В детстве у меня совсем не было друзей. Сам не знаю, как так получилось. Мне иногда казалось, что все дело во внешности. Я был тогда небольшого роста, очень худой и какой-то нескладный. На физкультуре не мог даже подтянуться и бегал медленнее всех. Эти уроки становились для меня настоящим мучением: над мной постоянно смеялись. Лицо меня не устраивало категорически: большой нос, тонкие губы, широкий лоб. А над всем этим копна темных непослушных волос, торчавших в разные стороны. За внешность меня даже прозвали сначала Цыганом, потом Шлепком и, наконец, уже в десятом классе Головастиком. По имени не звал никто.
Со мной учился Йося Клеман. Настоящий, живой, почти друг. Я обратил на него внимание еще в первом классе. Серьезный и слегка отстраненный мальчик привлекал своей необычностью. Он мало говорил, больше слушал. Движения его были плавными и неторопливыми, голос тихим, взгляд мягким и слегка ленивым.
В школе я откровенно скучал. Объяснения учителей были мне давно известны. Все, что я знал, пришло из книг. И если уж быть до конца честным, я не очень-то стремился приобрести эти знания. Они прилипали ко мне сами, без малейшего усилия.

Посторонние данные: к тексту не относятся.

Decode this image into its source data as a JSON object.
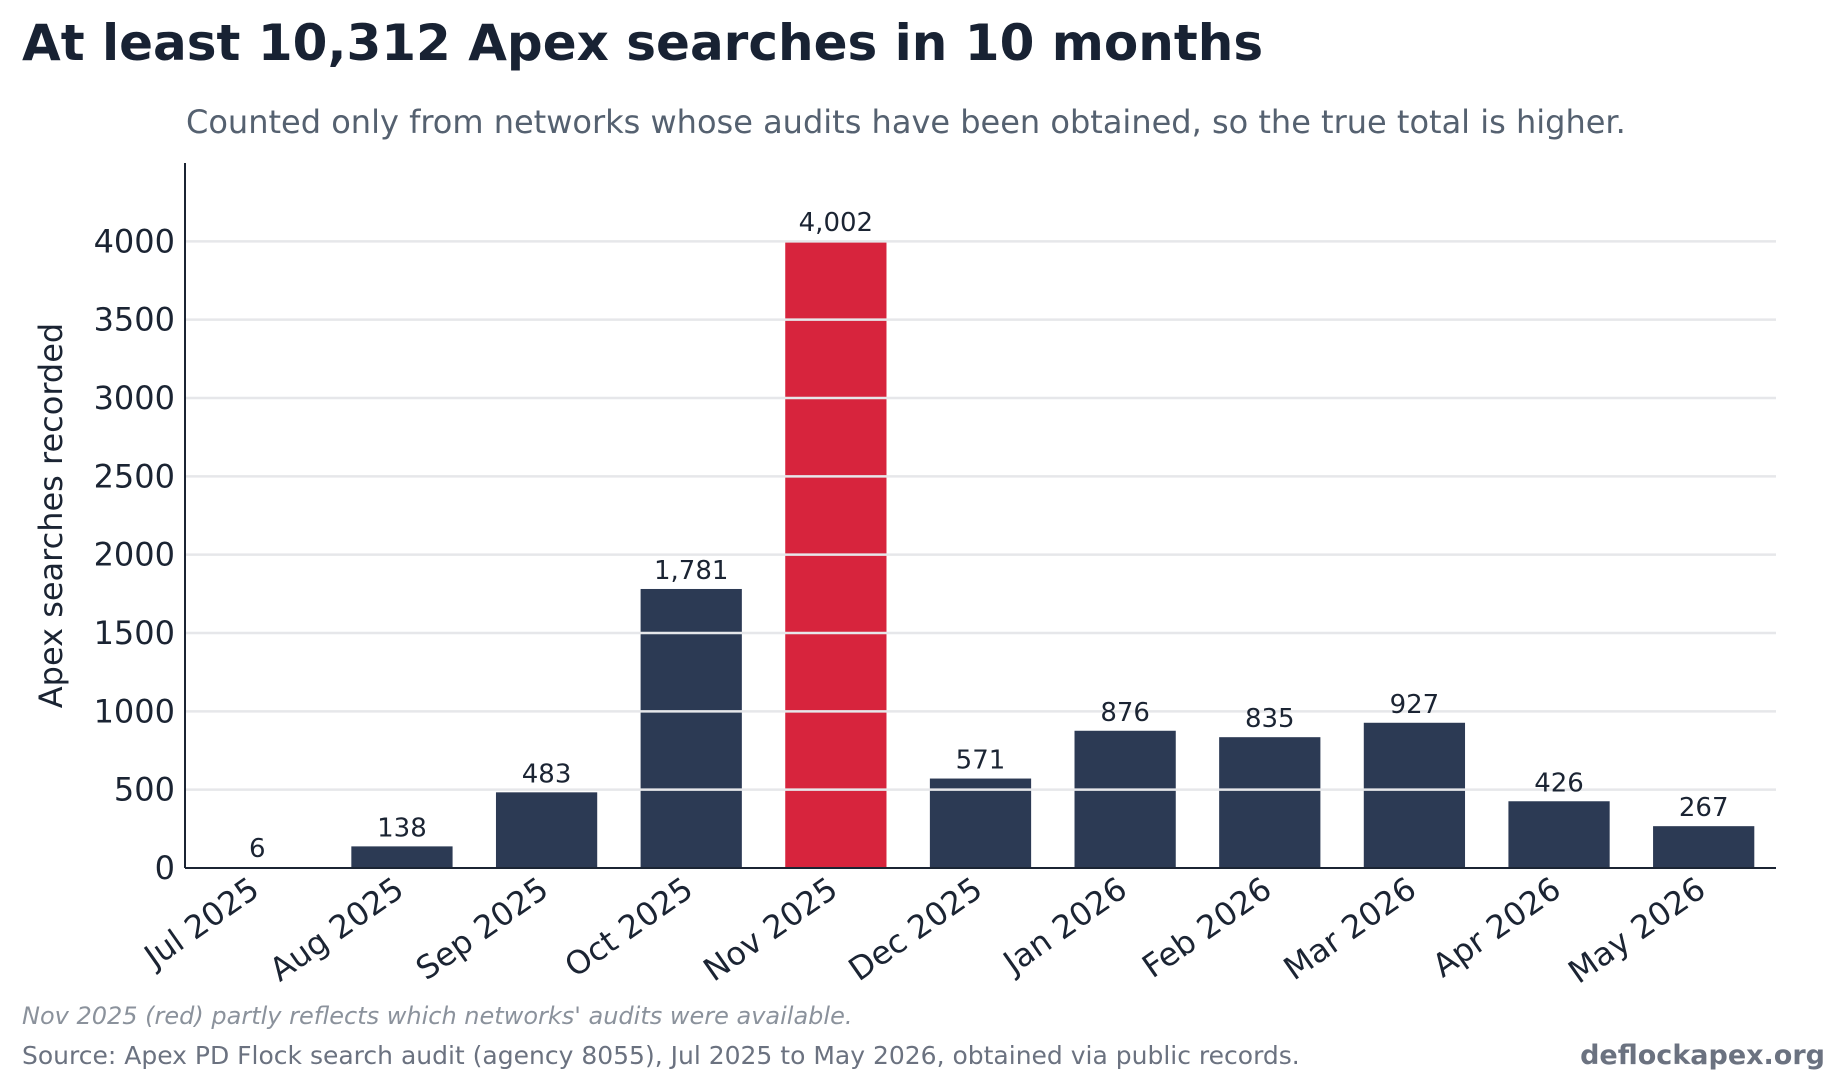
{
  "header": {
    "title": "At least 10,312 Apex searches in 10 months",
    "subtitle": "Counted only from networks whose audits have been obtained, so the true total is higher."
  },
  "chart_data": {
    "type": "bar",
    "title": "At least 10,312 Apex searches in 10 months",
    "subtitle": "Counted only from networks whose audits have been obtained, so the true total is higher.",
    "xlabel": "",
    "ylabel": "Apex searches recorded",
    "categories": [
      "Jul 2025",
      "Aug 2025",
      "Sep 2025",
      "Oct 2025",
      "Nov 2025",
      "Dec 2025",
      "Jan 2026",
      "Feb 2026",
      "Mar 2026",
      "Apr 2026",
      "May 2026"
    ],
    "values": [
      6,
      138,
      483,
      1781,
      4002,
      571,
      876,
      835,
      927,
      426,
      267
    ],
    "value_labels": [
      "6",
      "138",
      "483",
      "1,781",
      "4,002",
      "571",
      "876",
      "835",
      "927",
      "426",
      "267"
    ],
    "highlight_index": 4,
    "colors": {
      "default": "#2c3a54",
      "highlight": "#d7243d",
      "grid": "#e6e7ea"
    },
    "ylim": [
      0,
      4500
    ],
    "yticks": [
      0,
      500,
      1000,
      1500,
      2000,
      2500,
      3000,
      3500,
      4000
    ],
    "grid": "horizontal, drawn over bars"
  },
  "footer": {
    "note": "Nov 2025 (red) partly reflects which networks' audits were available.",
    "source": "Source: Apex PD Flock search audit (agency 8055), Jul 2025 to May 2026, obtained via public records.",
    "brand": "deflockapex.org"
  }
}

Не таков был Йося. С первого класса он упорно учился, старательно забивая голову новыми фактами и цифрами. Планомерно прорабатывая материал учебника, Йося набирал в библиотеке гору дополнительной литературы, методично проглатывая и ее. Дома, на переменах и даже на улице его могли видеть только с книгой – раскрытой или спрятанной подмышкой. Он действительно очень много читал. Но, в отличие от меня, чтение никогда не доставляло ему удовольствия. Это была работа, скучная, ненавистная, но необходимая. Йося строил свое будущее.
Он был, пожалуй, единственным, кому я симпатизировал.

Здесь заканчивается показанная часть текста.